According to the Department of Transport, electric scooters are classified as “motor transporters” and meet the legal definition of a “motor vehicle”.

They must therefore meet a number of requirements in order to be used on the road, including having insurance and complying with “technical standards”.

Private electric scooters are considered illegal to use on the roads in Britain.

The Metropolitan Police said riders risked being fined or even having penalty points added to their licence. Drivers also risk having their electric scooters seized by the police.

The Department for Transport said electric scooters are covered by the Road Traffic Act of 1988, which also includes Segways, hoverboards, go-peds (combustion engine scooters), electric unicycles and U-wheels.

The ban does not apply to electrically assisted pedal bicycles.

Private e-scooters are only legally permitted on private land, meaning anyone who sustains an injury while riding one on a public road might not be able to prosecute a motorist, even if they can prove the driver’s fault involved (stock image)

Electric scooters are not permitted on public roads unless rented from government-backed trial programs available in certain areas.

They were involved in 460 accidents in 2020 in the UK and there were 484 victims, one of whom died and 128 were seriously injured.

Transport for London has banned private electric scooters on its network after one caught fire on the tube at Parsons Green tube station.

Labour’s London Assembly policing and crime spokesman Unmesh Desai – who obtained the latest figures – said last week: ‘The use of illegal electric scooters on our roads and our sidewalks puts Londoners at significant risk of harm, especially the most vulnerable in our communities. .’

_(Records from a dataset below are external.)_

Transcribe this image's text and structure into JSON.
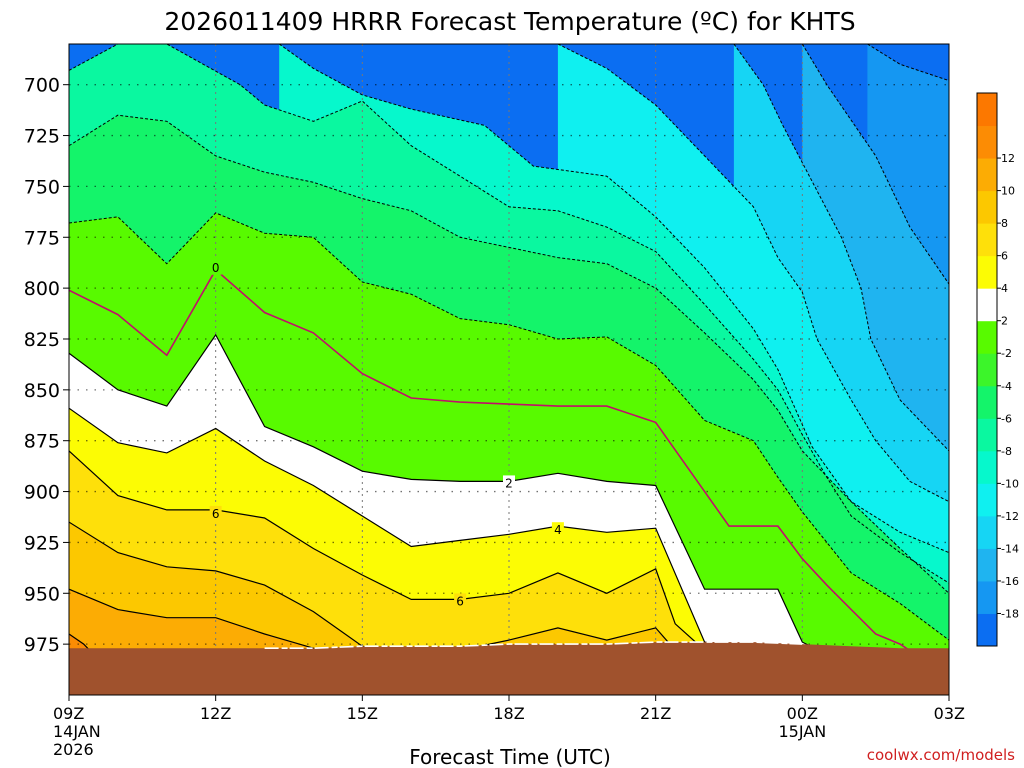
{
  "chart_data": {
    "type": "heatmap",
    "title": "2026011409 HRRR Forecast Temperature (ºC) for KHTS",
    "xlabel": "Forecast Time (UTC)",
    "ylabel": "",
    "credit": "coolwx.com/models",
    "x_hours_range": [
      0,
      18
    ],
    "y_pressure_range": [
      1000,
      680
    ],
    "x_ticks": [
      {
        "hour": 0,
        "label": "09Z",
        "sub": [
          "14JAN",
          "2026"
        ]
      },
      {
        "hour": 3,
        "label": "12Z",
        "sub": []
      },
      {
        "hour": 6,
        "label": "15Z",
        "sub": []
      },
      {
        "hour": 9,
        "label": "18Z",
        "sub": []
      },
      {
        "hour": 12,
        "label": "21Z",
        "sub": []
      },
      {
        "hour": 15,
        "label": "00Z",
        "sub": [
          "15JAN"
        ]
      },
      {
        "hour": 18,
        "label": "03Z",
        "sub": []
      }
    ],
    "y_ticks": [
      "700",
      "725",
      "750",
      "775",
      "800",
      "825",
      "850",
      "875",
      "900",
      "925",
      "950",
      "975"
    ],
    "colorbar": {
      "levels": [
        -20,
        -18,
        -16,
        -14,
        -12,
        -10,
        -8,
        -6,
        -4,
        -2,
        2,
        4,
        6,
        8,
        10,
        12,
        14
      ],
      "labels": [
        "-18",
        "-16",
        "-14",
        "-12",
        "-10",
        "-8",
        "-6",
        "-4",
        "-2",
        "2",
        "4",
        "6",
        "8",
        "10",
        "12"
      ],
      "colors": [
        "#0b6ef2",
        "#1597f2",
        "#1fb4f0",
        "#16d5f4",
        "#0ff0f0",
        "#06f8cc",
        "#0af8a0",
        "#14f46a",
        "#3cf52a",
        "#58fa00",
        "#ffffff",
        "#fcfc04",
        "#fee00a",
        "#fcc800",
        "#fcac04",
        "#fc8c04",
        "#fc7800"
      ]
    },
    "contour_labels": [
      {
        "text": "0",
        "hour": 3.0,
        "pressure": 790
      },
      {
        "text": "2",
        "hour": 9.0,
        "pressure": 896
      },
      {
        "text": "4",
        "hour": 10.0,
        "pressure": 919
      },
      {
        "text": "6",
        "hour": 3.0,
        "pressure": 911
      },
      {
        "text": "6",
        "hour": 8.0,
        "pressure": 954
      }
    ],
    "contours": [
      {
        "level": -18,
        "style": "dash",
        "pts": [
          [
            16.33,
            680
          ],
          [
            17.0,
            690
          ],
          [
            18.0,
            698
          ]
        ]
      },
      {
        "level": -16,
        "style": "dash",
        "pts": [
          [
            15.0,
            680
          ],
          [
            15.5,
            700
          ],
          [
            16.5,
            735
          ],
          [
            17.2,
            770
          ],
          [
            18.0,
            798
          ]
        ]
      },
      {
        "level": -14,
        "style": "dash",
        "pts": [
          [
            13.6,
            680
          ],
          [
            14.2,
            700
          ],
          [
            14.6,
            720
          ],
          [
            15.8,
            775
          ],
          [
            16.2,
            800
          ],
          [
            16.4,
            825
          ],
          [
            17.0,
            855
          ],
          [
            18.0,
            880
          ]
        ]
      },
      {
        "level": -12,
        "style": "dash",
        "pts": [
          [
            10.0,
            680
          ],
          [
            11.0,
            692
          ],
          [
            12.0,
            710
          ],
          [
            13.0,
            735
          ],
          [
            14.0,
            760
          ],
          [
            14.5,
            785
          ],
          [
            15.0,
            802
          ],
          [
            15.3,
            825
          ],
          [
            16.0,
            855
          ],
          [
            16.5,
            875
          ],
          [
            17.2,
            895
          ],
          [
            18.0,
            905
          ]
        ]
      },
      {
        "level": -10,
        "style": "dash",
        "pts": [
          [
            4.3,
            680
          ],
          [
            5.0,
            692
          ],
          [
            6.0,
            705
          ],
          [
            7.0,
            712
          ],
          [
            8.5,
            720
          ],
          [
            9.5,
            740
          ],
          [
            11.0,
            745
          ],
          [
            12.0,
            765
          ],
          [
            13.0,
            790
          ],
          [
            14.0,
            820
          ],
          [
            14.5,
            840
          ],
          [
            15.2,
            878
          ],
          [
            16.0,
            905
          ],
          [
            17.0,
            920
          ],
          [
            18.0,
            930
          ]
        ]
      },
      {
        "level": -8,
        "style": "dash",
        "pts": [
          [
            0.0,
            693
          ],
          [
            1.0,
            680
          ],
          [
            2.0,
            680
          ],
          [
            3.5,
            700
          ],
          [
            4.0,
            710
          ],
          [
            5.0,
            718
          ],
          [
            6.0,
            708
          ],
          [
            7.0,
            730
          ],
          [
            8.0,
            745
          ],
          [
            9.0,
            760
          ],
          [
            10.0,
            762
          ],
          [
            11.0,
            770
          ],
          [
            12.0,
            782
          ],
          [
            13.0,
            808
          ],
          [
            14.0,
            835
          ],
          [
            14.5,
            850
          ],
          [
            15.0,
            872
          ],
          [
            15.5,
            893
          ],
          [
            16.0,
            912
          ],
          [
            17.0,
            930
          ],
          [
            18.0,
            945
          ]
        ]
      },
      {
        "level": -6,
        "style": "dash",
        "pts": [
          [
            0.0,
            730
          ],
          [
            1.0,
            715
          ],
          [
            2.0,
            718
          ],
          [
            3.0,
            735
          ],
          [
            4.0,
            743
          ],
          [
            5.0,
            748
          ],
          [
            6.0,
            756
          ],
          [
            7.0,
            762
          ],
          [
            8.0,
            775
          ],
          [
            9.0,
            780
          ],
          [
            10.0,
            785
          ],
          [
            11.0,
            788
          ],
          [
            12.0,
            800
          ],
          [
            13.0,
            822
          ],
          [
            14.0,
            845
          ],
          [
            14.5,
            860
          ],
          [
            15.0,
            880
          ],
          [
            16.0,
            905
          ],
          [
            17.0,
            928
          ],
          [
            18.0,
            950
          ]
        ]
      },
      {
        "level": -4,
        "style": "dash",
        "pts": [
          [
            0.0,
            768
          ],
          [
            1.0,
            765
          ],
          [
            2.0,
            788
          ],
          [
            3.0,
            763
          ],
          [
            4.0,
            773
          ],
          [
            5.0,
            775
          ],
          [
            6.0,
            797
          ],
          [
            7.0,
            803
          ],
          [
            8.0,
            815
          ],
          [
            9.0,
            818
          ],
          [
            10.0,
            825
          ],
          [
            11.0,
            824
          ],
          [
            12.0,
            838
          ],
          [
            13.0,
            865
          ],
          [
            14.0,
            875
          ],
          [
            14.5,
            893
          ],
          [
            15.0,
            910
          ],
          [
            15.5,
            925
          ],
          [
            16.0,
            940
          ],
          [
            17.0,
            955
          ],
          [
            18.0,
            973
          ]
        ]
      },
      {
        "level": -2,
        "style": "dash",
        "pts": [
          [
            0.0,
            768
          ],
          [
            1.0,
            765
          ],
          [
            2.0,
            788
          ],
          [
            3.0,
            763
          ],
          [
            4.0,
            773
          ],
          [
            5.0,
            775
          ],
          [
            6.0,
            797
          ],
          [
            7.0,
            803
          ],
          [
            8.0,
            815
          ],
          [
            9.0,
            818
          ],
          [
            10.0,
            825
          ],
          [
            11.0,
            824
          ],
          [
            12.0,
            838
          ],
          [
            13.0,
            865
          ],
          [
            14.0,
            875
          ],
          [
            14.5,
            893
          ],
          [
            15.0,
            910
          ],
          [
            15.5,
            925
          ],
          [
            16.0,
            940
          ],
          [
            17.0,
            955
          ],
          [
            18.0,
            973
          ]
        ]
      },
      {
        "level": 0,
        "style": "magenta",
        "pts": [
          [
            0.0,
            801
          ],
          [
            1.0,
            813
          ],
          [
            2.0,
            833
          ],
          [
            3.0,
            791
          ],
          [
            4.0,
            812
          ],
          [
            5.0,
            822
          ],
          [
            6.0,
            842
          ],
          [
            7.0,
            854
          ],
          [
            8.0,
            856
          ],
          [
            9.0,
            857
          ],
          [
            10.0,
            858
          ],
          [
            11.0,
            858
          ],
          [
            12.0,
            866
          ],
          [
            13.0,
            900
          ],
          [
            13.5,
            917
          ],
          [
            14.0,
            917
          ],
          [
            14.5,
            917
          ],
          [
            15.0,
            933
          ],
          [
            15.5,
            946
          ],
          [
            16.0,
            958
          ],
          [
            16.5,
            970
          ],
          [
            17.0,
            975
          ],
          [
            17.5,
            983
          ]
        ]
      },
      {
        "level": 2,
        "style": "solid",
        "pts": [
          [
            0.0,
            832
          ],
          [
            1.0,
            850
          ],
          [
            2.0,
            858
          ],
          [
            3.0,
            823
          ],
          [
            4.0,
            868
          ],
          [
            5.0,
            878
          ],
          [
            6.0,
            890
          ],
          [
            7.0,
            894
          ],
          [
            8.0,
            895
          ],
          [
            9.0,
            895
          ],
          [
            10.0,
            891
          ],
          [
            11.0,
            895
          ],
          [
            12.0,
            897
          ],
          [
            13.0,
            948
          ],
          [
            13.5,
            948
          ],
          [
            14.0,
            948
          ],
          [
            14.5,
            948
          ],
          [
            15.0,
            974
          ],
          [
            15.5,
            980
          ]
        ]
      },
      {
        "level": 4,
        "style": "solid",
        "pts": [
          [
            0.0,
            859
          ],
          [
            1.0,
            876
          ],
          [
            2.0,
            881
          ],
          [
            3.0,
            869
          ],
          [
            4.0,
            885
          ],
          [
            5.0,
            897
          ],
          [
            6.0,
            912
          ],
          [
            7.0,
            927
          ],
          [
            8.0,
            924
          ],
          [
            9.0,
            921
          ],
          [
            10.0,
            917
          ],
          [
            11.0,
            920
          ],
          [
            12.0,
            918
          ],
          [
            13.0,
            974
          ],
          [
            14.0,
            976
          ],
          [
            14.5,
            982
          ]
        ]
      },
      {
        "level": 6,
        "style": "solid",
        "pts": [
          [
            0.0,
            880
          ],
          [
            1.0,
            902
          ],
          [
            2.0,
            909
          ],
          [
            3.0,
            909
          ],
          [
            4.0,
            913
          ],
          [
            5.0,
            928
          ],
          [
            6.0,
            941
          ],
          [
            7.0,
            953
          ],
          [
            8.0,
            953
          ],
          [
            9.0,
            950
          ],
          [
            10.0,
            940
          ],
          [
            11.0,
            950
          ],
          [
            12.0,
            938
          ],
          [
            12.4,
            965
          ],
          [
            13.0,
            978
          ]
        ]
      },
      {
        "level": 8,
        "style": "solid",
        "pts": [
          [
            0.0,
            915
          ],
          [
            1.0,
            930
          ],
          [
            2.0,
            937
          ],
          [
            3.0,
            939
          ],
          [
            4.0,
            946
          ],
          [
            5.0,
            959
          ],
          [
            6.0,
            976
          ],
          [
            7.0,
            980
          ],
          [
            8.0,
            978
          ],
          [
            9.0,
            973
          ],
          [
            10.0,
            967
          ],
          [
            11.0,
            973
          ],
          [
            12.0,
            967
          ],
          [
            12.4,
            978
          ]
        ]
      },
      {
        "level": 10,
        "style": "solid",
        "pts": [
          [
            0.0,
            948
          ],
          [
            1.0,
            958
          ],
          [
            2.0,
            962
          ],
          [
            3.0,
            962
          ],
          [
            4.0,
            970
          ],
          [
            5.0,
            977
          ],
          [
            6.0,
            981
          ]
        ]
      },
      {
        "level": 12,
        "style": "solid",
        "pts": [
          [
            0.0,
            970
          ],
          [
            0.3,
            975
          ],
          [
            0.5,
            980
          ]
        ]
      }
    ],
    "surface_pressure": [
      [
        0,
        977
      ],
      [
        1,
        977
      ],
      [
        2,
        977
      ],
      [
        3,
        977
      ],
      [
        4,
        977
      ],
      [
        5,
        977
      ],
      [
        6,
        976
      ],
      [
        7,
        976
      ],
      [
        8,
        976
      ],
      [
        9,
        975
      ],
      [
        10,
        975
      ],
      [
        11,
        975
      ],
      [
        12,
        974
      ],
      [
        13,
        974
      ],
      [
        14,
        974
      ],
      [
        15,
        975
      ],
      [
        16,
        976
      ],
      [
        17,
        977
      ],
      [
        18,
        977
      ]
    ],
    "ground_color": "#a0522d",
    "grid": true
  }
}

In July 2020 the UK Government introduced legislation testing the use of e-scooters, through local authorities, for a period of 12 months through licensed hire companies. Vehicles are capped at 15.5 mph. Some 32 locations are involved in the trial. Private electric scooters cannot be used in the test areas.

Private electric scooters can be used on private land with permission from the owner.

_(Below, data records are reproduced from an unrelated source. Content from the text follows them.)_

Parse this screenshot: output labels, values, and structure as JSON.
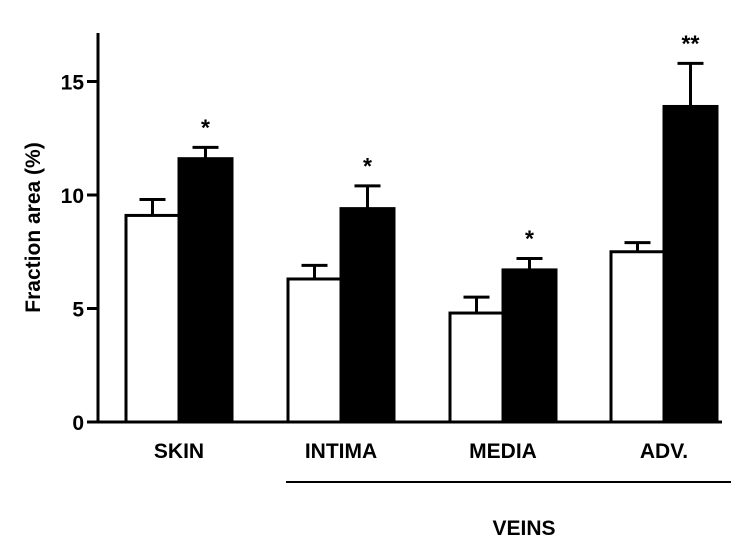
{
  "chart_data": {
    "type": "bar",
    "title": "",
    "xlabel": "",
    "ylabel": "Fraction area (%)",
    "ylim": [
      0,
      17
    ],
    "yticks": [
      0,
      5,
      10,
      15
    ],
    "categories": [
      "SKIN",
      "INTIMA",
      "MEDIA",
      "ADV."
    ],
    "series": [
      {
        "color": "#ffffff",
        "values": [
          9.1,
          6.3,
          4.8,
          7.5
        ],
        "errors": [
          0.7,
          0.6,
          0.7,
          0.4
        ]
      },
      {
        "color": "#000000",
        "values": [
          11.6,
          9.4,
          6.7,
          13.9
        ],
        "errors": [
          0.5,
          1.0,
          0.5,
          1.9
        ]
      }
    ],
    "significance": [
      "*",
      "*",
      "*",
      "**"
    ],
    "group_label": "VEINS",
    "group_span": [
      "INTIMA",
      "ADV."
    ],
    "grid": false,
    "legend": "none"
  }
}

Can you legally use an e-scooter on the road or on the sidewalk?

According to the Department of Transport, electric scooters are classified as “motor transporters” and meet the legal definition of a “motor vehicle”.

They must therefore meet a number of requirements in order to be used on the road, including having insurance and complying with “technical standards”.

Private electric scooters are considered illegal to use on the roads in Britain. the The Metropolitan Police said riders risked being fined or even having penalty points added to their licence. Drivers also risk having their electric scooters seized by the police.

In May 2019, the Metropolitan Police carried out an operation in London to seize electric scooters that were being used illegally on city streets.

The Met has warned electric scooter users not to drive their machines on the road

The Department for Transport said electric scooters are covered by the Road Traffic Act of 1988, which also includes Segways, hoverboards, go-peds (combustion engine scooters), electric unicycles and U-wheels.

The ban does not apply to electrically assisted pedal bicycles.

According to the Department for Transport: “For motor vehicles to use public roads legally, they must meet a number of different requirements. These include insurance; compliance with technical standards and usage standards; payment of tax on vehicles, registration and registration; driving tests and driving licenses; and the use of appropriate safety equipment.

“If the user of a motor carrier could meet these requirements, he could in principle be allowed to use public roads. However, it is likely that they will have great difficulty complying with all of these requirements, meaning that using them on the road would be a criminal offence.

In July 2020 the UK Government introduced legislation testing the use of e-scooters, through local authorities, for a period of 12 months through licensed hire companies. Vehicles are capped at 15.5 mph. Some 32 locations are involved in the trial. Private electric scooters cannot be used in the test areas.

Private electric scooters can be used on private land with permission from the owner.